4.  “Recruiting is a classic example.  I don’t even hear the first “no” that somebody says.  When they say, ‘No I’m not interested,’ I think, ‘Now its a real challenge.  Now’s when the tough part begins.”  Also very comforting to know!

5. “‘We’re number 1 or number 2 by the end of the year or we don’t matter.’…How is it realistic to say that you’ll go from 17 to 1 or 2 in a year? It’s crazy, but the company rallied around it.  I’m surprised really pleasantly by the ability of people when challenged to rise to the occasion.”  I feel like this every day at work.  I set a goal, and they meet it.  And now we’re just trying to see how far we can push.

6. In a startup, you’re on this mission together.  Everyone has to feel that, and you have to hire people who are willing to believe in something they are trying to accomplish.”

This week: Continue to be inspired by other people in Founders at Work

So Good They Can't Ignore you

So Good They Can’t Ignore You: Week 2 Roundup/Week 3

Finally finished the Jordan book- it was fantastic.  At the end of the day, I can’t say I want to be exactly like Michael Jordan, but here were the main things I want to adopt:

Focus:  The man broke a large task into chunks, and then just focused on doing that chunk to the best of his abilities.  That translates to essentially taking it one day at a time, and making sure you did your best on that day.

Passion:  He loved what he did.  You can’t burn out on doing what you love.  I love reminding myself of that.  It helps me work harder.
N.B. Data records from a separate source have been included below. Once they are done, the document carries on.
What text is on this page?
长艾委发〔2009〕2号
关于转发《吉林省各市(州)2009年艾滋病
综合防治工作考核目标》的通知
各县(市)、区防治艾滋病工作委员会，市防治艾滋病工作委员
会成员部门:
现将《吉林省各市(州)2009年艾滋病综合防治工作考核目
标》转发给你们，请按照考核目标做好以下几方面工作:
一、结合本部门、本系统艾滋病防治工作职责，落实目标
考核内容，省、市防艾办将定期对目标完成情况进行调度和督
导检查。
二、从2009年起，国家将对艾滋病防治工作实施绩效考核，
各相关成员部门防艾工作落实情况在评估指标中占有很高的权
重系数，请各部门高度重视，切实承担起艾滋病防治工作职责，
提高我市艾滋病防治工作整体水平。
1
Hard Work:  He was the best because he outworked everyone, plain and simple.  There’s no substitute for hard work, and if anyone tells us otherwise, they’re full of it.

Passion+Hard Work= Greatness.

Week 3 Reading List:

Founders at Work- Stories of Startups Early Days by Jessica Livingston

I’ve heard its a good read- kind of an entrepreneur essential.

Learn Python the Hard Way by Zed Shaw (Week 1)

I have decided that I need to learn how to program in Python because that’s what the NextDrop code base is and I need to be able to understand it.  So I also bought the Udemy course on it and intend to follow it and learn Python.